# If a square is formed by x + 3y +4 = 0, 2x + 6y + 7 = 0, 3x – y + 4 = 0 and 6x – y + a = 0, what is the value of a?

### 2 Answers | Add Yours

We have the lines x + 3y +4 = 0, 2x + 6y + 7 = 0, 3x – y + 4 = 0 and 6x – y + a = 0.

Now x + 3y +4 = 0 and 2x + 6y + 7 = 0 are parallel lines.

x + 3y +4 = 0 => y = -x/3 – 4/3

and 2x + 6y + 7 = 0 => y = -x/3 – 7/6

Therefore the distance between the two lines is 1/6

Now the lines 3x – y + 4 = 0 and 6x – 2y + a = 0 are perpendicular to the first two lines.

3x – y + 4 = 0 => y = 3x + 4

6x – 2y + a = 0 => y = 3x + a/2

Therefore as we have to form a square the distance between y = 3x + 4 and y = 3x + a/2 should also be 1/6

=> 4 – a/2 = 1/6

=> a = 23/3

or a/2 – 4 = 1/6

=> a/2 = 4 + 1/6

=> a = 25/3

**Therefore a can be equal to 25/3 or 23/3**.

To determine a if the square is formed by x + 3y +4 = 0, 2x + 6y + 7 = 0, 3x – y + 4 = 0 and 6x – y + a = 0, what is the value of a:

The lines x+3y+4 = 0 and 3x-y+4 are perpendicular as the their slope is -1/3 and 3 and the product slope is -1.
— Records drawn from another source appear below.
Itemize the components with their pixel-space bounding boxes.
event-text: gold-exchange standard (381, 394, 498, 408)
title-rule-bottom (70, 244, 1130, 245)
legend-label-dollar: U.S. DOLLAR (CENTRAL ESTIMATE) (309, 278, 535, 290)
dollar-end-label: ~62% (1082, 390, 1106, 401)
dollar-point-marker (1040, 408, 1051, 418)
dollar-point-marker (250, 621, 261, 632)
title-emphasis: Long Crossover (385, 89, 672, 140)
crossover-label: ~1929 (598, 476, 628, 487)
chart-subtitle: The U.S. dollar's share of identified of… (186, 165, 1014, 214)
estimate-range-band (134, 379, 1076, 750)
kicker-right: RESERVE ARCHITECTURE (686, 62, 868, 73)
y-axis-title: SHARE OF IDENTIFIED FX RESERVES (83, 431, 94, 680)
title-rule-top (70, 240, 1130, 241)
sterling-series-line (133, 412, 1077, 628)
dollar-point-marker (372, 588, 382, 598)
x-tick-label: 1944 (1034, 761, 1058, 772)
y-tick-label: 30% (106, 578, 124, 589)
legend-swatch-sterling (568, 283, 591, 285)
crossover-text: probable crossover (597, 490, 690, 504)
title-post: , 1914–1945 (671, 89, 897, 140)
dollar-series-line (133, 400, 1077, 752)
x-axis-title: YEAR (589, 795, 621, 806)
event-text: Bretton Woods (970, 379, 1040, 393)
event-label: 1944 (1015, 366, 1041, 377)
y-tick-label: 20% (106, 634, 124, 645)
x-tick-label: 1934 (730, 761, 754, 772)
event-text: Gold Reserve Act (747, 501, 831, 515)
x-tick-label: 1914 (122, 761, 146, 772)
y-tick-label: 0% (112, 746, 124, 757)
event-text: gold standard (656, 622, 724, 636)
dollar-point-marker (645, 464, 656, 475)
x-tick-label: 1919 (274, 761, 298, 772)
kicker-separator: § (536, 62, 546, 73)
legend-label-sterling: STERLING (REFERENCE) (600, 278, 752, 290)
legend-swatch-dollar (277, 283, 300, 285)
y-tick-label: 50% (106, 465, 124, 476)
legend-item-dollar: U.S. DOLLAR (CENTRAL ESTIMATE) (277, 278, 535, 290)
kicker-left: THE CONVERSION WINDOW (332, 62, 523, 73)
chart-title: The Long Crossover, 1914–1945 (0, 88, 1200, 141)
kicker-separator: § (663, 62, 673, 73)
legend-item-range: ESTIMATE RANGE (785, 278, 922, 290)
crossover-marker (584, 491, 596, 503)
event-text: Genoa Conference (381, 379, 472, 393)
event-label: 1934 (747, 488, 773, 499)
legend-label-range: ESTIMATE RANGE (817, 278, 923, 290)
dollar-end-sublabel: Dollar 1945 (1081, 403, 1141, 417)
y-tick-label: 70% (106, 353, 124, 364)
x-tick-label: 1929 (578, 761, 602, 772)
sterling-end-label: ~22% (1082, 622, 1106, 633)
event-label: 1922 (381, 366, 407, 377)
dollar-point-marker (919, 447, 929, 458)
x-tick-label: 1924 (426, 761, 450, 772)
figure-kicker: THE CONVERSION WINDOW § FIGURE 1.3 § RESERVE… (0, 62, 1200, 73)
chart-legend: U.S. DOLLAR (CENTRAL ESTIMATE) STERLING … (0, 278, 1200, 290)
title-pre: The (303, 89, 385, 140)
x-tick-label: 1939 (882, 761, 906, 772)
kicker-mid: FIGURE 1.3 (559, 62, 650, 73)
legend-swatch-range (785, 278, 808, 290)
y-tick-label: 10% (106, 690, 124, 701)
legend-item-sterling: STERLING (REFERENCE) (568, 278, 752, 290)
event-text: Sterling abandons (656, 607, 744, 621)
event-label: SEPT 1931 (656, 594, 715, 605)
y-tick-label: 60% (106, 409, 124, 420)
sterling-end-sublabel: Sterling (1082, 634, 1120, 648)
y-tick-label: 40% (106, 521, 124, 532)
Therefore the other pair of lines 2x+6y +7 = 0 and 6x-y +a = 0 should be perpendicular. The slope of them are -2/6 and 6/1. The product of the slopes = -(2/6)(6/1) = -2. For the lines to be perpendicular the product of the slopes must be equal to -1.

For a square to be formed any two adjacent lines equations must be perpendicular. Therefore the given four lines does not form a square.

Correcting the equation 6x-y + a = 0 as 6x-2y +a = 0, we get the pars of opposite lines:

x+3y+4 = 0 || 2x+6y+7 = 0 , Or x+3y+3.5 = 0

3x-y +4 = 0 || 6x-2y +a = 0. Or 3x-y +a/2.

The distance between first pair of parallel lines = {-4 -(-7)}/(3^2+1^2) = 3/sqrt10....................(1)

The distant between the other pair of || lines = |4- a/2|/sqrt(3^2+1^2) = (4-a/2)/sqrt10...........(2).

For a square, the distance beween the opposite pairs of lines must be same.

Therefore 3/sqrt10 = (4-a/2)/sqrt10.

Or 3 = (4-a/2).

Or a/2 = 4-3 = 1

**a= 2.**

Therefore the value of a = 2 int he equation 6x-2y +a = 0 in order that the system of equations,

x + 3y +4 = 0, 2x + 6y + 7 = 0, 3x – y + 4 = 0 and 6x – **2y** + **a** = 0 should form a square.